Выскользнув из постели, Мария закуривала сигарету и замирала у распахнутого окна, вслушиваясь в дыхание ночного города. Пот высыхал, становилось прохладно, она оглядывалась на Стоила, и ярость наполняла все ее существо. В подобные минуты, чтобы подавить это жгучее чувство, она была способна разжечь такой пожар страсти, о котором бедный Стоил понятия не имел. Он и не подозревал, что ночные томления Марии могут обернуться местью. Об этой темной стороне женской натуры у него было довольно смутное представление.
В этот вечер женщины сидели в гостиной за софрой. Мария пила маленькими глотками коньяк и не расставалась с сигаретой. Перед Диманкой стояла нетронутая чашка чая. Разговор вертелся вокруг летних отпусков.
— Осточертели мне эти дома отдыха, — говорила Мария. — Мало того, что в течение всего года ведешь стадный образ жизни, так еще и отпуск проводи среди толпы. Режешься в карты, нагуливаешь жирок, скучаешь. А уж с таким компаньоном, как мой Стоил… — она деланно засмеялась, но в смехе ее прозвучала злость. — Сидишь как на привязи, и душу нечем отвести.

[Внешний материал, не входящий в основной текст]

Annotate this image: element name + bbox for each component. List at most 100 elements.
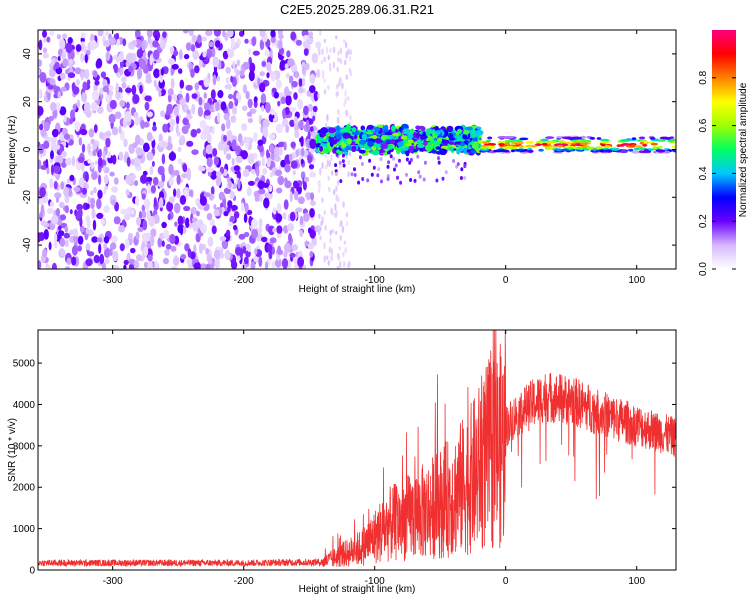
spectrogram-cell: [284, 106, 290, 115]
spectrogram-cell: [261, 156, 265, 167]
spectrogram-cell: [90, 39, 97, 51]
spectrogram-cell: [476, 126, 482, 130]
spectrogram-cell: [671, 145, 676, 149]
spectrogram-cell: [482, 141, 490, 145]
spectrogram-cell: [134, 180, 139, 187]
spectrogram-cell: [125, 174, 133, 185]
spectrogram-cell: [149, 55, 153, 66]
spectrogram-cell: [257, 77, 261, 87]
spectrogram-cell: [307, 103, 313, 112]
spectrogram-cell: [288, 153, 293, 163]
spectrogram-cell: [40, 129, 47, 137]
spectrogram-cell: [102, 150, 106, 160]
spectrogram-cell: [310, 200, 316, 206]
spectrogram-cell: [238, 30, 245, 37]
spectrogram-cell: [87, 196, 91, 204]
spectrogram-cell: [162, 31, 167, 39]
spectrogram-cell: [80, 70, 84, 81]
spectrogram-cell: [575, 140, 584, 143]
spectrogram-cell: [231, 157, 235, 166]
spectrogram-cell: [275, 257, 282, 268]
spectrogram-cell: [61, 51, 66, 60]
spectrogram-cell: [43, 47, 47, 54]
spectrogram-cell: [295, 39, 302, 46]
spectrogram-cell: [303, 105, 309, 116]
spectrogram-cell: [276, 225, 283, 234]
spectrogram-cell: [72, 228, 78, 237]
spectrogram-cell: [251, 228, 258, 239]
spectrogram-cell: [216, 171, 222, 178]
spectrogram-cell: [347, 171, 350, 178]
spectrogram-cell: [86, 219, 91, 228]
spectrogram-cell: [173, 202, 181, 214]
spectrogram-cell: [291, 80, 298, 88]
spectrogram-cell: [505, 142, 510, 146]
spectrogram-cell: [85, 203, 90, 210]
spectrogram-cell: [69, 174, 75, 182]
spectrogram-cell: [237, 133, 243, 144]
spectrogram-cell: [141, 210, 147, 219]
spectrogram-cell: [83, 101, 91, 113]
spectrogram-cell: [217, 90, 224, 99]
spectrogram-cell: [272, 207, 277, 215]
spectrogram-cell: [103, 40, 110, 48]
spectrogram-cell: [386, 164, 390, 169]
spectrogram-cell: [96, 212, 104, 219]
spectrogram-cell: [326, 114, 329, 122]
spectrogram-cell: [164, 248, 170, 256]
spectrogram-cell: [161, 153, 166, 165]
spectrogram-cell: [125, 188, 130, 197]
spectrogram-cell: [212, 74, 217, 86]
spectrogram-cell: [320, 220, 323, 227]
spectrogram-cell: [275, 213, 283, 223]
spectrogram-cell: [327, 260, 330, 266]
spectrogram-cell: [75, 44, 82, 52]
colorbar-tick-label: 0.0: [698, 262, 709, 276]
spectrogram-cell: [187, 248, 192, 258]
spectrogram-cell: [501, 146, 512, 150]
spectrogram-cell: [64, 226, 69, 233]
spectrogram-cell: [268, 184, 273, 192]
spectrogram-cell: [274, 169, 283, 176]
spectrogram-cell: [246, 186, 252, 197]
spectrogram-cell: [131, 84, 137, 96]
spectrogram-cell: [183, 53, 190, 60]
spectrogram-cell: [332, 211, 335, 217]
spectrogram-cell: [121, 76, 127, 83]
spectrogram-cell: [51, 262, 57, 269]
spectrogram-cell: [344, 246, 347, 254]
y-tick-label: 20: [22, 96, 33, 108]
spectrogram-cell: [348, 151, 352, 157]
spectrogram-cell: [380, 134, 387, 141]
spectrogram-cell: [90, 101, 98, 111]
spectrogram-cell: [48, 115, 54, 122]
spectrogram-cell: [600, 143, 606, 147]
spectrogram-cell: [232, 224, 238, 231]
spectrogram-cell: [141, 41, 146, 51]
spectrogram-cell: [309, 85, 316, 94]
spectrogram-cell: [341, 225, 345, 234]
spectrogram-cell: [185, 92, 190, 103]
spectrogram-cell: [318, 181, 321, 190]
spectrogram-cell: [286, 223, 295, 232]
spectrogram-cell: [55, 102, 61, 112]
spectrogram-cell: [203, 192, 211, 198]
spectrogram-cell: [288, 233, 292, 243]
y-tick-label: 0: [22, 146, 33, 152]
spectrogram-cell: [325, 164, 328, 170]
spectrogram-cell: [247, 117, 254, 124]
spectrogram-cell: [171, 63, 179, 70]
spectrogram-cell: [44, 196, 49, 204]
spectrogram-cell: [49, 30, 54, 36]
spectrogram-cell: [146, 111, 153, 118]
spectrogram-cell: [639, 141, 644, 145]
spectrogram-cell: [222, 198, 227, 207]
spectrogram-cell: [38, 260, 42, 269]
spectrogram-cell: [341, 82, 344, 90]
spectrogram-cell: [347, 160, 350, 165]
spectrogram-cell: [206, 212, 213, 221]
spectrogram-cell: [78, 177, 85, 188]
spectrogram-cell: [110, 242, 117, 250]
spectrogram-cell: [54, 192, 62, 199]
spectrogram-cell: [113, 177, 119, 185]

— Вы по крайней мере часто ездите за границу, — сказала Диманка.
— Часто? Вот уже год нигде не были. Да и что это за путешествия — дрожим над своей жалкой валютой да изображаем из себя бог знает что. Уж насчет будущего года я твердо решила: едем в Италию! У итальянцев курорты, Дима, — закачаешься! А о магазинах лучше не говорить — видала, сколько вещей Дикова привезла прошлой осенью?
Диманка не интересовалась.
— Три пары туфелек, о каких только мечтать можно, два отреза на платье, один другого лучше, пальто из натуральной замши и шляпу с шарфиком в комплекте. Господи, я как посмотрела, два дня больная ходила.
Диманка добродушно улыбалась своими пестрыми глазами.
— Жизнь проходит, Дима! Живешь — не живешь, а она катится. И все в одну сторону, в одну сторону, — задумчиво повторила Мария.
— Если уж нам жаловаться, то что говорить о других?
— Другие меня мало волнуют! Если у меня барахлит почка, другие не испытывают боли. Разве не так?
— Сочувствие — тоже боль, — возразила Диманка.
— Эх, Дима, Дима, так ты и останешься романтиком! Сочувствие — сплошной театр, моя девочка, уж в театре-то я кое-что понимаю. — Мария замахала руками. — Ах, ох, как я тебе сочувствую, ночей не сплю! А сама тем временем думает о духовке, где у нее тушится мясо с овощами, о мужских способностях твоего супруга и еще бог знает о чем, даже о том, в каком наряде явится на твои похороны.
— Да что ты! — искренне удивилась Диманка.
— Человек — эгоист по своему нутру. Ты вот скажи мне, может ли кто-то другой вместо тебя наесться, выспаться, насладиться любовью? Все это понимают и потому на других особенно не полагаются. И чем меньше человек верит другим, — Мария вперила взгляд в собеседницу, — тем больше корчит из себя святого — для равновесия, так сказать.
— Разве все дело в одной голой вере? — несколько растерянно возразила Диманка.
Мария отпила из своего бокала и сладко, словно кошка, облизнулась.
— Голая вера? Ха, голая вера! Голых еретиков я видела, в кино, конечно, а вот голого патриарха пока что не довелось. — Она ухмыльнулась. — А было бы интересно…
— Но ты вроде заговорила о равновесии?
— Что тут неясного — все притворяются, свою роль играют. Взять хоть наших мужиков, — начала Мария, но заметила, что по лицу приятельницы скользнула легкая тень. — Твоего Христо, да и моего Стоила…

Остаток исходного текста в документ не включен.